The totalitarian motif that Gardner taps in this story is going to be different depending on whether the reader is my age (or older) or a child. Most children, even older children who have learned about World War II and the Cold War, won’t necessarily understand the historical context in which Gardner’s world lives. This is why her lack of exposition, which effectively decouples the Motherland from any Earthly origins and sets it adrift on the sea of possibility, works well. Children will recognize that this is a world that tries so hard to be fair it is as unfair as it can be; it is a world of fear and darkness hidden by a shabby coat of brighter paint.

This is actually a rather depressing book. In retrospect, that should have been obvious. Consider the title: Maggot Moon. What an unattractive concept! Yet it makes perfect sense, given the nature of the book. And then there are the illustrations: the first pages of each chapter have an illustration going across the two facing pages, and it progresses (almost but not quite like a flipbook animation might) with each subsequent chapter. The first such illustration is simply of a fly flying across the page from left to right. Then, at the bottom of the page, a rat emerges from a hole. Then the illustrations become darker: the rat finds a bottle of poison, sniffs it, tips it over, and then tastes it out of curiosity. It dies, and as the rat’s corpse begins to decay, the fly lays its eggs, which hatch into maggots…. I actually reached a point where I started to find the entire process rather revolting. I’m not sure what children would think (or if they would notice it in the same way).

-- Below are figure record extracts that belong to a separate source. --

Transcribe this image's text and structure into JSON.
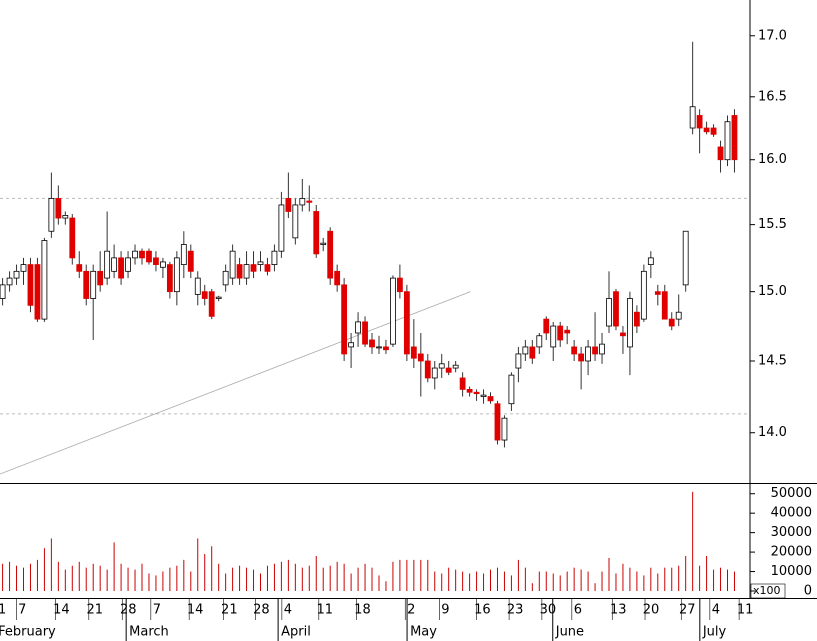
{
  "chart_data": {
    "type": "candlestick",
    "log": true,
    "up_color": "#ffffff",
    "down_color": "#e00000",
    "volume_color": "#cc0000",
    "ylim": [
      13.66,
      17.3
    ],
    "yticks": [
      {
        "value": 17,
        "label": "17.0"
      },
      16.5,
      {
        "value": 16,
        "label": "16.0"
      },
      15.5,
      {
        "value": 15,
        "label": "15.0"
      },
      14.5,
      {
        "value": 14,
        "label": "14.0"
      }
    ],
    "xlim": [
      -0.3,
      107.3
    ],
    "xticks": [
      {
        "value": 0,
        "label": "1"
      },
      {
        "value": 2.9,
        "label": "7"
      },
      {
        "value": 8.5,
        "label": "14"
      },
      {
        "value": 13.3,
        "label": "21"
      },
      {
        "value": 18.1,
        "label": "28"
      },
      {
        "value": 22.2,
        "label": "7"
      },
      {
        "value": 27.7,
        "label": "14"
      },
      {
        "value": 32.6,
        "label": "21"
      },
      {
        "value": 37.2,
        "label": "28"
      },
      {
        "value": 41,
        "label": "4"
      },
      {
        "value": 46.3,
        "label": "11"
      },
      {
        "value": 51.7,
        "label": "18"
      },
      {
        "value": 58.7,
        "label": "2"
      },
      {
        "value": 63.6,
        "label": "9"
      },
      {
        "value": 68.9,
        "label": "16"
      },
      {
        "value": 73.6,
        "label": "23"
      },
      {
        "value": 78.3,
        "label": "30"
      },
      {
        "value": 82.6,
        "label": "6"
      },
      {
        "value": 88.4,
        "label": "13"
      },
      {
        "value": 93.1,
        "label": "20"
      },
      {
        "value": 98.3,
        "label": "27"
      },
      {
        "value": 102.4,
        "label": "4"
      },
      {
        "value": 106.6,
        "label": "11"
      }
    ],
    "months": [
      {
        "value": -1,
        "label": "February"
      },
      {
        "value": 17.8,
        "label": "March"
      },
      {
        "value": 39.6,
        "label": "April"
      },
      {
        "value": 58.1,
        "label": "May"
      },
      {
        "value": 79,
        "label": "June"
      },
      {
        "value": 100.1,
        "label": "July"
      }
    ],
    "hlines": [
      15.7,
      14.13
    ],
    "trendline": {
      "x": [
        -0.3,
        67.2
      ],
      "y": [
        13.72,
        15.0
      ]
    },
    "candles": [
      [
        14.95,
        15.1,
        14.9,
        15.05
      ],
      [
        15.05,
        15.15,
        15.0,
        15.1
      ],
      [
        15.1,
        15.2,
        15.05,
        15.15
      ],
      [
        15.15,
        15.25,
        15.05,
        15.2
      ],
      [
        15.2,
        15.25,
        14.85,
        14.9
      ],
      [
        15.2,
        15.25,
        14.78,
        14.8
      ],
      [
        14.8,
        15.4,
        14.78,
        15.38
      ],
      [
        15.45,
        15.9,
        15.4,
        15.7
      ],
      [
        15.7,
        15.8,
        15.5,
        15.55
      ],
      [
        15.55,
        15.6,
        15.5,
        15.57
      ],
      [
        15.55,
        15.58,
        15.2,
        15.25
      ],
      [
        15.2,
        15.3,
        15.1,
        15.15
      ],
      [
        15.15,
        15.2,
        14.9,
        14.95
      ],
      [
        14.95,
        15.2,
        14.65,
        15.15
      ],
      [
        15.15,
        15.3,
        15.0,
        15.05
      ],
      [
        15.1,
        15.6,
        15.05,
        15.3
      ],
      [
        15.15,
        15.35,
        15.1,
        15.25
      ],
      [
        15.25,
        15.3,
        15.05,
        15.1
      ],
      [
        15.15,
        15.3,
        15.1,
        15.25
      ],
      [
        15.25,
        15.35,
        15.2,
        15.3
      ],
      [
        15.3,
        15.32,
        15.2,
        15.25
      ],
      [
        15.3,
        15.32,
        15.2,
        15.22
      ],
      [
        15.25,
        15.3,
        15.15,
        15.2
      ],
      [
        15.18,
        15.25,
        15.1,
        15.22
      ],
      [
        15.2,
        15.22,
        14.95,
        15.0
      ],
      [
        15.0,
        15.3,
        14.9,
        15.25
      ],
      [
        15.2,
        15.45,
        15.1,
        15.35
      ],
      [
        15.3,
        15.35,
        15.1,
        15.15
      ],
      [
        14.98,
        15.15,
        14.9,
        15.1
      ],
      [
        15.0,
        15.05,
        14.9,
        14.95
      ],
      [
        15.0,
        15.02,
        14.8,
        14.82
      ],
      [
        14.95,
        14.97,
        14.93,
        14.96
      ],
      [
        15.05,
        15.2,
        15.0,
        15.15
      ],
      [
        15.1,
        15.35,
        15.05,
        15.3
      ],
      [
        15.2,
        15.25,
        15.05,
        15.1
      ],
      [
        15.1,
        15.3,
        15.05,
        15.2
      ],
      [
        15.2,
        15.3,
        15.1,
        15.15
      ],
      [
        15.2,
        15.3,
        15.15,
        15.22
      ],
      [
        15.2,
        15.25,
        15.12,
        15.15
      ],
      [
        15.2,
        15.35,
        15.15,
        15.3
      ],
      [
        15.3,
        15.75,
        15.25,
        15.65
      ],
      [
        15.7,
        15.9,
        15.55,
        15.6
      ],
      [
        15.4,
        15.7,
        15.35,
        15.65
      ],
      [
        15.65,
        15.85,
        15.6,
        15.7
      ],
      [
        15.68,
        15.8,
        15.6,
        15.67
      ],
      [
        15.6,
        15.65,
        15.25,
        15.28
      ],
      [
        15.35,
        15.4,
        15.3,
        15.36
      ],
      [
        15.45,
        15.48,
        15.05,
        15.1
      ],
      [
        15.15,
        15.2,
        15.0,
        15.05
      ],
      [
        15.05,
        15.1,
        14.5,
        14.55
      ],
      [
        14.6,
        14.7,
        14.45,
        14.63
      ],
      [
        14.7,
        14.85,
        14.6,
        14.78
      ],
      [
        14.78,
        14.82,
        14.6,
        14.62
      ],
      [
        14.65,
        14.7,
        14.55,
        14.6
      ],
      [
        14.6,
        14.68,
        14.55,
        14.6
      ],
      [
        14.6,
        14.65,
        14.55,
        14.58
      ],
      [
        14.62,
        15.12,
        14.6,
        15.1
      ],
      [
        15.1,
        15.2,
        14.95,
        15.0
      ],
      [
        15.0,
        15.05,
        14.5,
        14.55
      ],
      [
        14.6,
        14.8,
        14.45,
        14.52
      ],
      [
        14.55,
        14.7,
        14.25,
        14.5
      ],
      [
        14.5,
        14.55,
        14.35,
        14.38
      ],
      [
        14.38,
        14.5,
        14.3,
        14.45
      ],
      [
        14.45,
        14.55,
        14.38,
        14.48
      ],
      [
        14.45,
        14.5,
        14.4,
        14.42
      ],
      [
        14.45,
        14.5,
        14.42,
        14.47
      ],
      [
        14.38,
        14.42,
        14.25,
        14.3
      ],
      [
        14.3,
        14.32,
        14.25,
        14.28
      ],
      [
        14.28,
        14.3,
        14.22,
        14.27
      ],
      [
        14.25,
        14.3,
        14.2,
        14.26
      ],
      [
        14.25,
        14.28,
        14.2,
        14.22
      ],
      [
        14.2,
        14.22,
        13.92,
        13.95
      ],
      [
        13.95,
        14.12,
        13.9,
        14.1
      ],
      [
        14.2,
        14.42,
        14.15,
        14.4
      ],
      [
        14.45,
        14.6,
        14.35,
        14.55
      ],
      [
        14.55,
        14.65,
        14.5,
        14.6
      ],
      [
        14.6,
        14.65,
        14.48,
        14.52
      ],
      [
        14.6,
        14.7,
        14.55,
        14.68
      ],
      [
        14.8,
        14.82,
        14.65,
        14.7
      ],
      [
        14.6,
        14.78,
        14.5,
        14.75
      ],
      [
        14.75,
        14.78,
        14.6,
        14.65
      ],
      [
        14.72,
        14.75,
        14.62,
        14.7
      ],
      [
        14.6,
        14.65,
        14.5,
        14.55
      ],
      [
        14.55,
        14.6,
        14.3,
        14.5
      ],
      [
        14.5,
        14.65,
        14.4,
        14.6
      ],
      [
        14.6,
        14.85,
        14.5,
        14.55
      ],
      [
        14.55,
        14.7,
        14.48,
        14.62
      ],
      [
        14.75,
        15.15,
        14.7,
        14.95
      ],
      [
        15.0,
        15.02,
        14.72,
        14.75
      ],
      [
        14.7,
        14.75,
        14.55,
        14.68
      ],
      [
        14.6,
        15.0,
        14.4,
        14.95
      ],
      [
        14.85,
        14.9,
        14.7,
        14.75
      ],
      [
        14.8,
        15.2,
        14.78,
        15.15
      ],
      [
        15.2,
        15.3,
        15.1,
        15.25
      ],
      [
        15.0,
        15.05,
        14.9,
        14.98
      ],
      [
        15.0,
        15.05,
        14.8,
        14.8
      ],
      [
        14.8,
        14.85,
        14.72,
        14.75
      ],
      [
        14.8,
        14.98,
        14.75,
        14.85
      ],
      [
        15.05,
        15.45,
        15.0,
        15.45
      ],
      [
        16.25,
        16.95,
        16.2,
        16.42
      ],
      [
        16.35,
        16.4,
        16.05,
        16.25
      ],
      [
        16.25,
        16.3,
        16.2,
        16.22
      ],
      [
        16.25,
        16.28,
        16.18,
        16.2
      ],
      [
        16.1,
        16.15,
        15.9,
        16.0
      ],
      [
        16.0,
        16.35,
        15.95,
        16.3
      ],
      [
        16.35,
        16.4,
        15.9,
        16.0
      ]
    ],
    "volume": [
      14000,
      15000,
      13000,
      12000,
      14000,
      16000,
      22000,
      27000,
      15000,
      11000,
      13000,
      15000,
      12000,
      14000,
      13000,
      11000,
      25000,
      14000,
      12000,
      11000,
      14000,
      9000,
      8000,
      10000,
      12000,
      13000,
      16000,
      10000,
      27000,
      19000,
      23000,
      14000,
      9000,
      12000,
      13000,
      12000,
      11000,
      9000,
      13000,
      14000,
      15000,
      16000,
      14000,
      12000,
      13000,
      18000,
      12000,
      13000,
      15000,
      14000,
      9000,
      12000,
      14000,
      12000,
      8000,
      5000,
      15000,
      16000,
      16000,
      16000,
      16000,
      16000,
      10000,
      9000,
      12000,
      11000,
      10000,
      9000,
      10000,
      9000,
      11000,
      12000,
      10000,
      8000,
      16000,
      12000,
      4000,
      10000,
      10000,
      9000,
      8000,
      10000,
      12000,
      11000,
      10000,
      4000,
      10000,
      17000,
      9000,
      14000,
      12000,
      10000,
      8000,
      12000,
      9000,
      12000,
      12000,
      13000,
      18000,
      51000,
      13000,
      18000,
      11000,
      12000,
      11000,
      10000
    ],
    "volume_ylim": [
      0,
      55000
    ],
    "volume_yticks": [
      0,
      10000,
      20000,
      30000,
      40000,
      50000
    ],
    "volume_scale_label": "x100"
  }
}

This is actually a book of hope. In retrospect, that is obvious. Though subtle in other ways, Gardner doesn’t conceal that Standish is a little bit of a Mary Sue as he prepares to play a pivotal role in trying to bring down the Motherland. He plans to show up on camera, to reveal that this moonlanding business is a hoax. Never mind the fact that there is no reason they would possibly be broadcasting the “moonwalk” live, that they couldn’t just edit out the footage of him spoiling the conspiracy. The point isn’t that we see Standish succeed: we see him try, try and struggle and maybe he succeeds. (The ending implies, at least to me, that he dies and joins Hector in heaven. But that isn’t really a downer anyway, is it?)

Maggot Moon is impressive because it manages that balancing act between complexity and subtlety required in books about weighty matters aimed at children. It’s not quite in the same league as Wonder … but it isn’t aiming to be. Whereas Wonder is character-driven, Maggot Moon is more about symbols and metaphors. This makes it simultaneously a more difficult and an easier book: more difficult, obviously, because it requires that extra layer of abstraction; and easier, because the characters are less complex, as they are there primarily to represent certain things.

All in all, it’s a good book. It hasn’t quite displaced Wonder as my favourite of the four nominees I’ve read so far, but I can see why people champion it, and champions it deserves.